答えを言うつもりはない事を察した三成は、眉を潜めて元就を鋭く睨み付ける。
「おい、言わないのか」
「元々知らぬのだ、聞かなくても支障はないだろう?」
そう言われ、三成は舌打ちを打つ。しかしこれ以上言っても無駄だと分かり、文句は言わなかった。
代わりに違う事を口にする。
「毛利元就」
「何だ」
「私は睡蓮だったな。ならば貴様は沈丁花だ」
淡々と、抑揚のない声で言えば、元就は満足げに口角を上げた。
「ほう、なかなか良い花だ」
「貴様の望むものだろう」
笑う元就に、三成は皮肉げに笑った。沈丁花のように、元就が集団で花を咲かせるとは思えない。
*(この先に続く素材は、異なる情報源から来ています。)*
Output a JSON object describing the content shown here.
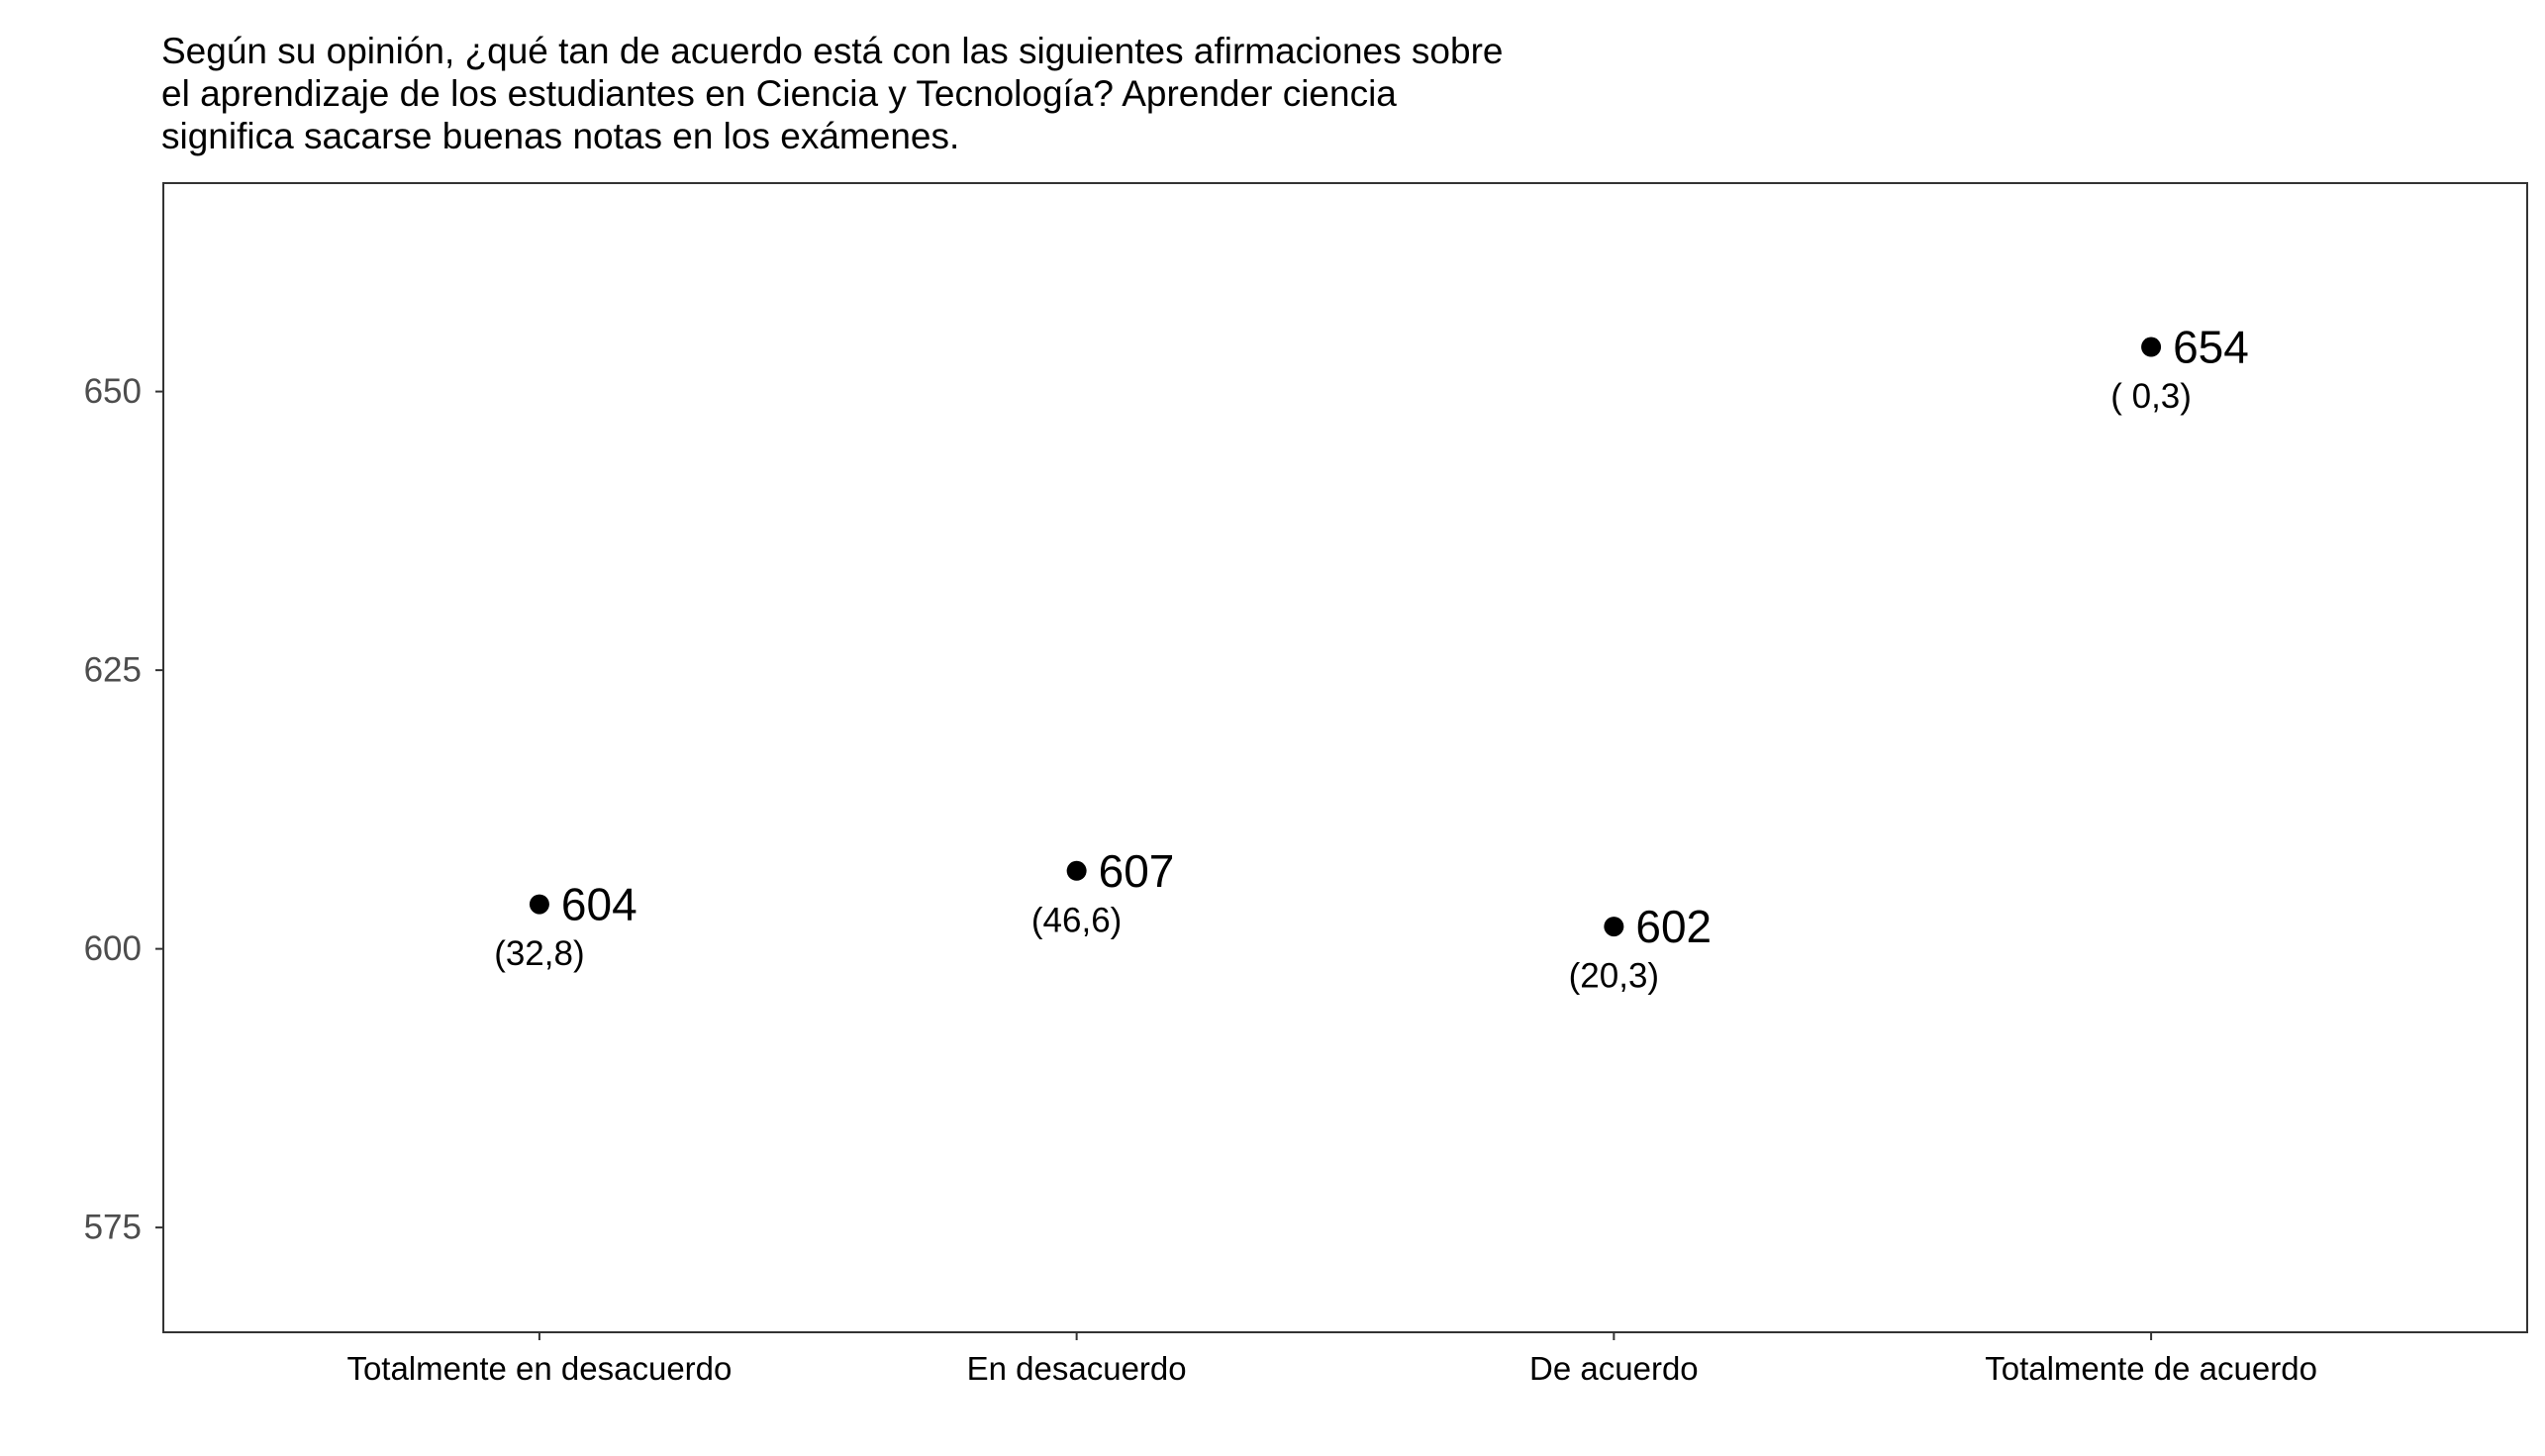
{
  "chart_data": {
    "type": "scatter",
    "title_lines": [
      "Según su opinión, ¿qué tan de acuerdo está con las siguientes afirmaciones sobre",
      "el aprendizaje de los estudiantes en Ciencia y Tecnología? Aprender ciencia",
      "significa sacarse buenas notas en los exámenes."
    ],
    "categories": [
      "Totalmente en desacuerdo",
      "En desacuerdo",
      "De acuerdo",
      "Totalmente de acuerdo"
    ],
    "values": [
      604,
      607,
      602,
      654
    ],
    "value_labels": [
      "604",
      "607",
      "602",
      "654"
    ],
    "sub_labels": [
      "(32,8)",
      "(46,6)",
      "(20,3)",
      "( 0,3)"
    ],
    "ylim": [
      565.6,
      668.7
    ],
    "yticks": [
      575,
      600,
      625,
      650
    ],
    "ytick_labels": [
      "575",
      "600",
      "625",
      "650"
    ],
    "grid": false,
    "legend": "none",
    "xlabel": "",
    "ylabel": "",
    "colors": {
      "point": "#000000",
      "frame": "#333333",
      "tick_label": "#4d4d4d"
    }
  }
}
それでも元就が満足げに笑ったのは、その花言葉を知っているからだろう。
「そうだな。しかし貴様、風流事には疎いのではなかったか」
自分とは到底思えない花を言われても笑った元就は、目を細めてそう指摘する。
それに、三成は顔をしかめた。
「・・・以前、聞いた事があるだけだ」
そう一言吐き捨てて、三成は陣を構えている方向へと歩き出した。
元就はそんな三成の背中を眺めながら、先程三成が見せた表情を思い出す。
苦々しく、しかし何処か辛そうなその顔で思い浮かべたのは、かつての君主や恩師ではないだろう。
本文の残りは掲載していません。